= Greg Spottiswood =

Canadian actor and television producer

Greg Spottiswood is a Canadian actor and television producer. He is most noted for his leading performance in the 1989 television film Looking for Miracles, for which he won the Daytime Emmy Award for Outstanding Performer in a Children's Special, and received a Gemini Award nomination for Best Performance by an Actor in a Leading Role in a Dramatic Program or Mini-Series at the 5th Gemini Awards, in 1990.

==Acting career==
Originally from Mississauga, Ontario, he studied acting at the National Theatre School of Canada.

He began his career as a stage actor, with his early roles including productions of Raymond Storey's Girls in the Gang, Laurie Fyffe's Bush Fire, Peter Anderson's Rattle in the Dash, George F. Walker's Nothing Sacred, and Brad Fraser's Unidentified Human Remains and the True Nature of Love.

Spottiswood and Zachary Bennett were cast together in Looking for Miracles after producer Kevin Sullivan noticed their camaraderie when he saw them horsing around together in the waiting room at the auditions. Although he was already 25 years old, he noted that his youthful appearance, which enabled him to credibly play a teenager, opened up acting opportunities for him where he wouldn't have to compete against more established actors in his age range like Michael Riley, Ted Dykstra or Maurice Godin.

Following Looking for Miracles he made guest appearances in film and television, but continued to be more prominent as a stage actor, including in Storey's The Saints and Apostles, Walker's Escape from Happiness and Theatre of the Film Noir, Dorothy L. Sayers's Busman's Honeymoon, and Wendy Lill's All Fall Down.

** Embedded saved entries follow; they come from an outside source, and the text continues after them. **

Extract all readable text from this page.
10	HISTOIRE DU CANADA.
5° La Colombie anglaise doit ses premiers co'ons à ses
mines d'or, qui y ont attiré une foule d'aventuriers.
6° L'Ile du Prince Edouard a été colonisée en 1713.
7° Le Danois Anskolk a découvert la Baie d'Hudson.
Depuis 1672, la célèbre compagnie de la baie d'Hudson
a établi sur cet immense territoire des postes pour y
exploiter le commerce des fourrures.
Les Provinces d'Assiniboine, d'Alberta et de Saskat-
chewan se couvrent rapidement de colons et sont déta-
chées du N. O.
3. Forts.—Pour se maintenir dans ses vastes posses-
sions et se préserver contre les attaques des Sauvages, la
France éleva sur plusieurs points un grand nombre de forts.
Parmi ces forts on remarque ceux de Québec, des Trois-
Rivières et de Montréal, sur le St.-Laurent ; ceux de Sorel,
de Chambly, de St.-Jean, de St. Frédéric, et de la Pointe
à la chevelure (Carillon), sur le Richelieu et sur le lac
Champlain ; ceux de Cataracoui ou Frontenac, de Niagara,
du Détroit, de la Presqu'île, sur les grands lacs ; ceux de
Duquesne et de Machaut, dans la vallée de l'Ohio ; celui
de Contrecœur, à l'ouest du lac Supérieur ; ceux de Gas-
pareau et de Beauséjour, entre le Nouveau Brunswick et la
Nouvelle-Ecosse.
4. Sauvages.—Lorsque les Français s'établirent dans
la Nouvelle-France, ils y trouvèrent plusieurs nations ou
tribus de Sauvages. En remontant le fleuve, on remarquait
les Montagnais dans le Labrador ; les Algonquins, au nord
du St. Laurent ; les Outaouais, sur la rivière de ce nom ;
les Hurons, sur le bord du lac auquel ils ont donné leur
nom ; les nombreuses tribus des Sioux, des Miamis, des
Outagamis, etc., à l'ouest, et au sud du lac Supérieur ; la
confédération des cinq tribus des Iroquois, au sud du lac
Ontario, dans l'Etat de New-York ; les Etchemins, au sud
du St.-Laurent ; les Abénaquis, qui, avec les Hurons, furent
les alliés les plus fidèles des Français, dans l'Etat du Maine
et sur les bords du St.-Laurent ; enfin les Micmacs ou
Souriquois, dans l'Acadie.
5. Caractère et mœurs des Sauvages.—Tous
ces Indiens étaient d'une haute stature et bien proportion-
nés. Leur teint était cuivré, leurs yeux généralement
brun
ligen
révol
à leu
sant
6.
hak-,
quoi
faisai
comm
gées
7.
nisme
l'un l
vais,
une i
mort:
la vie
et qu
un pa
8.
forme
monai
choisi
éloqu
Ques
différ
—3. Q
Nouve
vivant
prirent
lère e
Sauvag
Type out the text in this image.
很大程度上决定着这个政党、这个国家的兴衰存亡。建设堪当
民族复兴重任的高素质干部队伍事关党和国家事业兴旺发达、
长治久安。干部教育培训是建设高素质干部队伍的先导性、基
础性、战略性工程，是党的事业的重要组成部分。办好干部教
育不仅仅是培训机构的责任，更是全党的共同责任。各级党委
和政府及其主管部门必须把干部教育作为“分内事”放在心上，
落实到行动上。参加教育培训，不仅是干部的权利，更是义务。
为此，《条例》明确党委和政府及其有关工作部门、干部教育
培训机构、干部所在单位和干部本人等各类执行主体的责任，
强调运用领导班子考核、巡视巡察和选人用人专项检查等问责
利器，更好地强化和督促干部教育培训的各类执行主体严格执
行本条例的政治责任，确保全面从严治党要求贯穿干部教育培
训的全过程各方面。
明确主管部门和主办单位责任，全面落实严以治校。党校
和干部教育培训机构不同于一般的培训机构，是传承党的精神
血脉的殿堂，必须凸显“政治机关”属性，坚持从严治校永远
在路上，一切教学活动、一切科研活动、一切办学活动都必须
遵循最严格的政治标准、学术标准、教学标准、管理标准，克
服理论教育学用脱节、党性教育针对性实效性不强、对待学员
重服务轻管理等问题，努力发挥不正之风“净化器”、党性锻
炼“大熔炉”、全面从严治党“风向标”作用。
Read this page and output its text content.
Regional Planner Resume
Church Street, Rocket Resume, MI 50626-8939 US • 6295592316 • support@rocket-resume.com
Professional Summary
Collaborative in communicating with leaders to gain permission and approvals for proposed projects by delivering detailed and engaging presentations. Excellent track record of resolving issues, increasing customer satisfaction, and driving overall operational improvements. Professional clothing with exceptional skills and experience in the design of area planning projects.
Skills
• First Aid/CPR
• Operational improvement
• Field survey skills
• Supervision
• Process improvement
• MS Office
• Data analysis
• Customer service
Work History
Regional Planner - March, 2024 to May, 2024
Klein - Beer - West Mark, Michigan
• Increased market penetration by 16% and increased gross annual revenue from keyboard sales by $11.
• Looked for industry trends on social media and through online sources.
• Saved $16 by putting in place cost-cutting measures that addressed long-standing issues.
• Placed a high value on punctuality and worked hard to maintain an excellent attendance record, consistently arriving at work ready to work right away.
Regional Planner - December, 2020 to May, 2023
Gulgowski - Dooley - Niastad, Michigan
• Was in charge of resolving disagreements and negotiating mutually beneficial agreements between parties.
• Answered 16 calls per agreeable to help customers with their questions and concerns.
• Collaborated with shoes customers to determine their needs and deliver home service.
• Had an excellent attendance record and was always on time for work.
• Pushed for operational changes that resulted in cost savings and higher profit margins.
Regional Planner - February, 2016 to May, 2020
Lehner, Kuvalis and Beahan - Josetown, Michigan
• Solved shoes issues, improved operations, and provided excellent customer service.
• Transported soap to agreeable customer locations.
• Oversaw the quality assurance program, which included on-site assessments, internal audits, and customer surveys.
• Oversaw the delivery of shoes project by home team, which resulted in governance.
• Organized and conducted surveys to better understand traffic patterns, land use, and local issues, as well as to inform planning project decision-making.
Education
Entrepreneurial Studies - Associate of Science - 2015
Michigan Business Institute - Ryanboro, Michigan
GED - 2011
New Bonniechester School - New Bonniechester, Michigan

He also began directing stage plays in this era, beginning with a 1991 production of Sean Dixon's End of the World Romance.

==Writing and production==
In the late 1990s, he began working more in film and television writing and production, making his directorial and screenwriting debut with the 2000 short film Learning to Swim. He followed up in 2005 with the short film Noise, which was a Genie Award nominee for Best Live Action Short Drama at the 26th Genie Awards in 2006.

He made a return to the stage, for the first time in six years, in a 2004 production of Kevin Kerr's Unity (1918).

He was a writer for the television series The Zack Files, Shattered, Endgame, King, Remedy and Frontier. In 2009, he won a WGC Screenwriting Award in the Radio category for an episode of the CBC Radio drama series Afghanada.

Beginning in 2019 he was the creator and showrunner of the American drama series All Rise, but was fired from the show in 2021 following unsubstantiated anonymous allegations of misconduct in his leadership of the show's writing room, involving racially and sexually offensive comments. A review and internal investigation resulted in no charges.